S’adapter

« S’adapter », roman de Clara Dupont-Monod (2021) décrit l’impact sur les enfants d’une famille de l’arrivée d’un frère « inadapté ». Pour cet ouvrage, l’autrice a reçu le Prix Femina, le prix Landerneau des lecteurs et le prix Goncourt des lycéens

« Un jour, dans une famille, est né un enfant inadapté. Malgré sa laideur un peu dégradante, ce mot dirait pourtant la réalité d’un corps mou, d’un regard immobile et vide ». Ainsi commence le livre. Pour l’aîné, âgé de 10 ans quand naît « l’enfant », comme pour sa cadette deux ans plus jeune, il faudra s’adapter.

« Les deux autres enfants, écrit Clara Dupont-Monod, ne comprirent pas tout, sauf qu’une force dévastatrice, qu’ils ne nommèrent pas encore chagrin, les avait propulsés dans un monde coupé du monde. Un lieu où leur jeune sensibilité s’écorcherait sans que personne les aide. »
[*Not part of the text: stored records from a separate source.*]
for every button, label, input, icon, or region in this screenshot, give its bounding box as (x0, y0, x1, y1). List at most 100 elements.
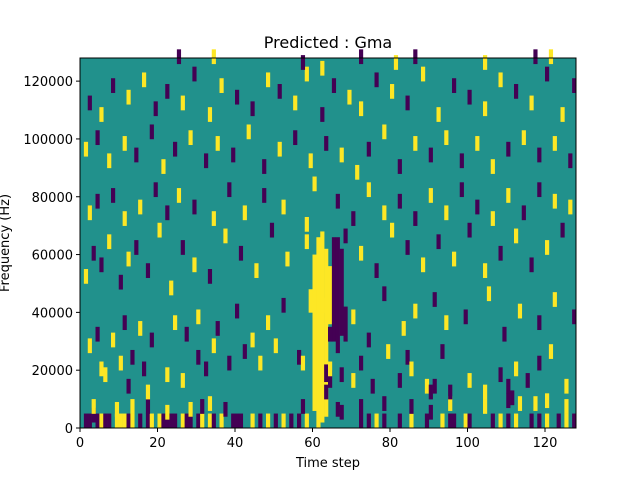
heatmap-cell (382, 396, 387, 411)
heatmap-cell (169, 280, 174, 296)
heatmap-cell (184, 326, 189, 342)
heatmap-cell (122, 136, 127, 151)
heatmap-cell (428, 188, 433, 203)
heatmap-cell (483, 399, 488, 414)
heatmap-cell (103, 413, 108, 429)
heatmap-cell (196, 309, 201, 325)
heatmap-band (335, 237, 340, 354)
heatmap-cell (432, 378, 437, 394)
heatmap-cell (207, 413, 213, 429)
heatmap-cell (545, 413, 550, 429)
heatmap-cell (122, 211, 127, 226)
heatmap-cell (397, 193, 402, 209)
heatmap-cell (200, 413, 205, 429)
heatmap-cell (246, 124, 251, 140)
heatmap-cell (304, 234, 309, 250)
heatmap-cell (537, 147, 542, 163)
heatmap-cell (211, 49, 216, 65)
heatmap-cell (409, 399, 414, 414)
heatmap-cell (300, 355, 306, 371)
heatmap-cell (390, 84, 395, 99)
y-tick-label: 0 (65, 422, 73, 437)
heatmap-cell (242, 344, 247, 359)
heatmap-cell (153, 182, 158, 198)
heatmap-cell (537, 182, 542, 198)
heatmap-cell (149, 332, 154, 348)
heatmap-cell (219, 78, 224, 93)
heatmap-cell (382, 124, 387, 140)
heatmap-cell (231, 413, 236, 429)
heatmap-cell (273, 338, 278, 354)
heatmap-cell (506, 188, 511, 203)
heatmap-cell (83, 141, 89, 157)
x-tick-label: 60 (304, 436, 321, 451)
heatmap-cell (111, 332, 116, 348)
heatmap-cell (448, 413, 453, 429)
heatmap-cell (258, 413, 263, 429)
heatmap-cell (204, 361, 209, 377)
heatmap-cell (572, 309, 577, 325)
heatmap-cell (359, 245, 364, 261)
heatmap-cell (463, 309, 468, 325)
heatmap-cell (545, 393, 550, 409)
heatmap-cell (142, 361, 147, 377)
heatmap-cell (107, 413, 112, 429)
heatmap-cell (366, 413, 371, 429)
heatmap-cell (510, 390, 515, 406)
plot-frame (79, 57, 577, 429)
heatmap-band (312, 254, 317, 411)
heatmap-cell (397, 373, 402, 388)
heatmap-cell (436, 234, 441, 250)
heatmap-cell (564, 378, 569, 394)
heatmap-cell (444, 130, 449, 146)
heatmap-cell (320, 107, 325, 122)
heatmap-cell (514, 84, 519, 99)
heatmap-cell (486, 286, 492, 302)
x-tick-label: 100 (455, 436, 480, 451)
heatmap-band (339, 248, 344, 336)
heatmap-cell (328, 326, 333, 342)
heatmap-cell (359, 355, 364, 371)
heatmap-band (324, 364, 329, 383)
heatmap-cell (335, 193, 340, 209)
heatmap-cell (552, 193, 557, 209)
x-tick-label: 20 (149, 436, 166, 451)
heatmap-cell (176, 188, 182, 203)
heatmap-cell (250, 332, 255, 348)
heatmap-cell (537, 413, 542, 429)
heatmap-cell (452, 78, 457, 93)
heatmap-cell (467, 373, 472, 388)
heatmap-cell (297, 413, 302, 429)
heatmap-band (343, 306, 348, 342)
heatmap-cell (436, 107, 441, 122)
heatmap-cell (521, 205, 526, 221)
heatmap-cell (409, 413, 414, 429)
heatmap-cell (122, 413, 127, 429)
heatmap-cell (138, 199, 143, 215)
heatmap-cell (95, 130, 100, 146)
heatmap-cell (165, 413, 170, 429)
heatmap-cell (196, 349, 201, 365)
heatmap-band (316, 237, 321, 429)
heatmap-cell (83, 413, 89, 429)
heatmap-cell (266, 72, 271, 88)
heatmap-cell (312, 176, 317, 192)
heatmap-cell (145, 413, 151, 429)
heatmap-cell (145, 384, 151, 400)
heatmap-cell (235, 413, 240, 429)
heatmap-band (320, 231, 325, 423)
heatmap-cell (281, 199, 286, 215)
heatmap-cell (126, 413, 131, 429)
heatmap-cell (413, 211, 418, 226)
heatmap-cell (118, 355, 123, 371)
heatmap-cell (289, 413, 294, 429)
heatmap-cell (506, 413, 511, 429)
heatmap-cell (548, 344, 554, 359)
y-axis: 0 20000 40000 60000 80000 100000 120000 (23, 75, 80, 437)
heatmap-cell (312, 297, 317, 313)
heatmap-cell (219, 413, 224, 429)
heatmap-cell (506, 393, 511, 409)
heatmap-cell (560, 107, 565, 122)
heatmap-cell (122, 315, 127, 331)
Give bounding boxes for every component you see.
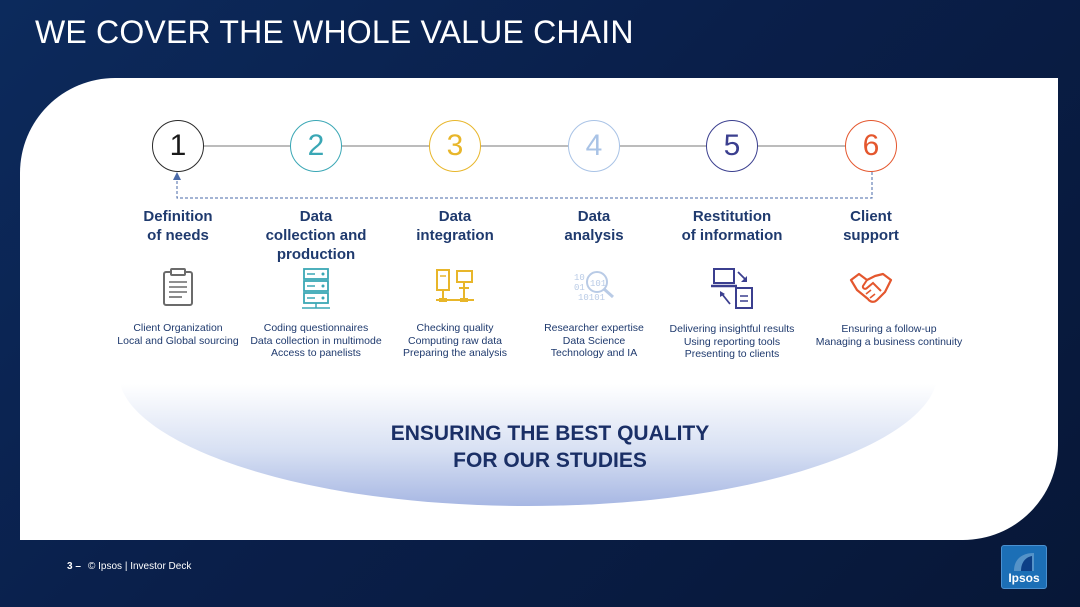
- step-1-circle: 1: [152, 120, 204, 172]
- binary-magnifier-icon: 10 01 10101 101: [572, 266, 616, 310]
- step-4-label: Data analysis: [564, 208, 624, 244]
- step-3-label: Data integration: [416, 208, 494, 244]
- quality-banner-text: ENSURING THE BEST QUALITY FOR OUR STUDIE…: [390, 422, 710, 472]
- slide-title: WE COVER THE WHOLE VALUE CHAIN: [35, 14, 634, 50]
- step-5-label: Restitution of information: [681, 208, 783, 244]
- footer-text: © Ipsos | Investor Deck: [88, 561, 192, 572]
- handshake-icon: [849, 266, 893, 310]
- logo-text: Ipsos: [1008, 571, 1040, 585]
- step-3-description: Checking quality Computing raw data Prep…: [403, 322, 507, 359]
- step-6-label: Client support: [843, 208, 899, 244]
- step-6-description: Ensuring a follow-up Managing a business…: [815, 323, 963, 348]
- step-6-circle: 6: [845, 120, 897, 172]
- server-icon: [294, 266, 338, 310]
- page-number: 3 –: [67, 561, 81, 572]
- clipboard-icon: [156, 266, 200, 310]
- svg-text:101: 101: [590, 279, 606, 289]
- step-1-description: Client Organization Local and Global sou…: [117, 322, 239, 347]
- step-5-circle: 5: [706, 120, 758, 172]
- laptop-document-icon: [710, 266, 754, 310]
- logo-mark-icon: [1014, 553, 1034, 571]
- svg-text:10: 10: [574, 273, 585, 283]
- step-2-circle: 2: [290, 120, 342, 172]
- step-4-circle: 4: [568, 120, 620, 172]
- svg-text:01: 01: [574, 283, 585, 293]
- step-4-description: Researcher expertise Data Science Techno…: [544, 322, 644, 359]
- network-computers-icon: [433, 266, 477, 310]
- svg-text:10101: 10101: [578, 293, 605, 303]
- quality-banner-shape: [120, 384, 936, 506]
- step-3-circle: 3: [429, 120, 481, 172]
- step-2-label: Data collection and production: [265, 208, 367, 263]
- step-5-description: Delivering insightful results Using repo…: [669, 323, 795, 360]
- ipsos-logo: Ipsos: [1001, 545, 1047, 589]
- step-1-label: Definition of needs: [143, 208, 213, 244]
- step-2-description: Coding questionnaires Data collection in…: [250, 322, 382, 359]
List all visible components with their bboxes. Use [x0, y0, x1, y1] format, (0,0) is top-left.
L’aîné est tout entier aspiré par « l’enfant », dont l’âme « ignorait, de façon absolue, la cruauté (…) L’aîné comprenait qu’il tenait là l’expérience de la pureté. » Il vit avec lui une expérience fusionnelle. Puisque son petit frère inadapté ne percevait que par l’ouïe, il se met avec lui à l’écoute de cette vallée cévenole où était construite la maison, de la rivière, de la montagne. « C’était un langage des sens, de l’infime, du silence, quelque chose que l’on n’enseigne nulle part ailleurs. »

La cadette, au contraire, est révoltée. « Dès sa naissance, elle lui en a voulu (…) Elle n’éprouvait aucune tendresse. Ce qu’elle voyait d’abord, c’était une marionnette toute pâle qui demandait les soins d’un éternel bébé (…) L’enfant l’isolait. Il traçait une frontière invisible entre sa famille et les autres. » Adolescente elle décide de sauver sa famille de la noyade.

« Sur sa famille, la cadette bâtirait des contreforts. Pour y parvenir, il fallait établir une stratégie. Elle acheta un carnet pour lister les questions et trouver des solutions (…) (Elle) écrivait dans son carnet des sujets de conversation qu’elle apprenait par cœur pour les lancer avec sa mère ou à table (…) Les mois passèrent. Elle était devenue une bête de performance, agissant vite, économisant ses mots, hermétique aux états d’âme. »

Un quatrième enfant naît, après que « l’enfant » est mort à l’âge de dix ans. Lui aussi doit s’adapter. Est-il le quatrième, ou bien le perpétuel troisième ? « Le dernier n’avançait pas seul. Il le savait. Il était né avec l’ombre d’un défunt. Cette ombre ourlait sa vie. Il devrait faire avec. » Ses parents disent de lui qu’il est un sorcier. Il partage avec son frère disparu, « l’enfant », l’immersion dans la nature : « avec le temps, il devint de plus en plus sensible. Les couleurs de la montagne faisaient naître en lui des poèmes insensés ».

« S’adapter » est un livre magnifique, emprunt de poésie et de profondeur humaine. J’ai été sensible à la connexion de la cadette avec le Portugal. Sa grand-mère a ramené, d’un voyage dans ce pays, une recette de gaufre à l’orange qui traverse le roman. Devenue adulte, la cadette vit à Lisbonne et y fonde une famille. Elle pratique la langue portugaise, dont « elle aimait la tessiture ronde et étouffée (…) C’était une langue de repli. » Une langue adaptée à une combattante retranchée dans la protection des siens.